What is a Share (or 'Stock')?

It is what it says it is — a share in a company. If you buy a company's stock, you own part of the company. Maybe only a very small piece, but a piece nonetheless. You have become one of the company's owners.

Companies issue shares to raise cash, i.e., 'capital' without creating debt; they have expansion plans, plans they believe will make them a lot of money, and so they go to the market to raise the money; they go public. The attraction of owning a share is that if the company is successful the share price will rise, making you money. The company may also pay a dividend as well. More money!

Each publicly listed company trades its share on one of the markets. The main market for the UK is the London Stock Exchange, LSE, which lists its companies in a number of categories depending on their overall size. Large multinational corporations will be listed in the FTSE 100, mid-caps will be on the FTSE 250 and the smaller companies will be on the AIM — the Alternative Investment Market.
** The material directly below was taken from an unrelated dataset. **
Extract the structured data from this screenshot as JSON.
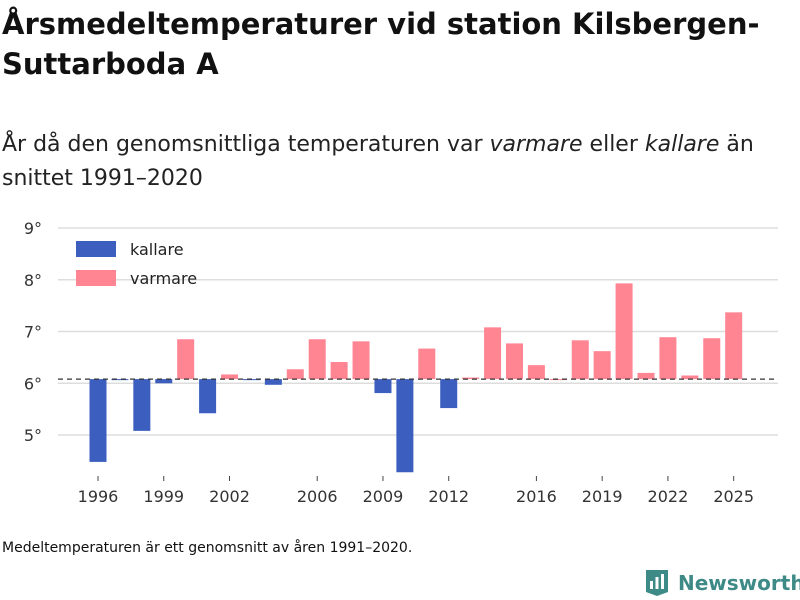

The US has a number of large markets of which the largest are the NYSE, and the NASDAQ. The large mega-corporations will be listed on the NYSE, e.g., Disney and Coca-Cola, while newer high technology companies like Microsoft and Intel are listed on the NASDAQ. The largest companies in the US constitute the DOW JONES — this is an index, i.e., an aggregate of the thirty largest companies in the US. The value of the Dow — the Dow Jones Industrial Average — is used to gauge the performance of the US economy as a whole, and is thus seen as a very important number. A similar situation holds for Europe, where the equivalents would be XETRA, Frankfurt, Paris, Milan, the CAC 40, the DAX 30 and the EURO STOXX 50.

In recent years the stock markets have become greatly more interlinked; it is likely that this process will continue to the stage where there is only really one market, but perhaps with several branch offices. This further stresses the need for the investor to think globally, when thinking about the stock market.
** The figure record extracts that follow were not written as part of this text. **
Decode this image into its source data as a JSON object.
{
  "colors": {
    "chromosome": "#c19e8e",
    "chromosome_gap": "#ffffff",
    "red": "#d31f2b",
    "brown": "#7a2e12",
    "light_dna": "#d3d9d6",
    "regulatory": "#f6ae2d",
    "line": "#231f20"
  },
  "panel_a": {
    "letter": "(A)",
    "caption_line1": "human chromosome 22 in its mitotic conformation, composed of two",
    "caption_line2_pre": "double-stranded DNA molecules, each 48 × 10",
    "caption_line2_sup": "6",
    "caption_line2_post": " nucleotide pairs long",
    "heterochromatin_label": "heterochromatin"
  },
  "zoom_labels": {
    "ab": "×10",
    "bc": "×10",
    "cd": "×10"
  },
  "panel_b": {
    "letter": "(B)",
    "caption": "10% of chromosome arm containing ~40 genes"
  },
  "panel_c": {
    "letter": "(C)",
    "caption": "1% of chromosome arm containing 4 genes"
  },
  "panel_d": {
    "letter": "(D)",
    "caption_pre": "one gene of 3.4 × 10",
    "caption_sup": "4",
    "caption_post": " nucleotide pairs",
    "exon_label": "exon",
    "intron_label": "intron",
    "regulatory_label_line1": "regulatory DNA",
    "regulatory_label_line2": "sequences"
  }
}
One thing to point out is that an index is calculated based on some set of constituents, whereas a share price is attached to an individual company only. We shall not stress the difference between an index and a share price, as when trading it makes little difference; indices can be traded very similarly to shares. The attraction of trading on indices is that, since it is an average of a kind, it should not be so subject to the kind of violent movements that an individual share price can make — at least in relative terms.

Owning stock is traditionally a good way to invest. If the share price goes up, you have made money. Of course, sometimes it will go down. The supporters of investing in shares are often quick to point out that — on average — the profits made from investing in the stock market are much better than bonds (another type of investment), gold, or the Post Office savings account.

A share is also sometimes called an equity. More confusion, I know — but it is important to be conversant with the financial jargon.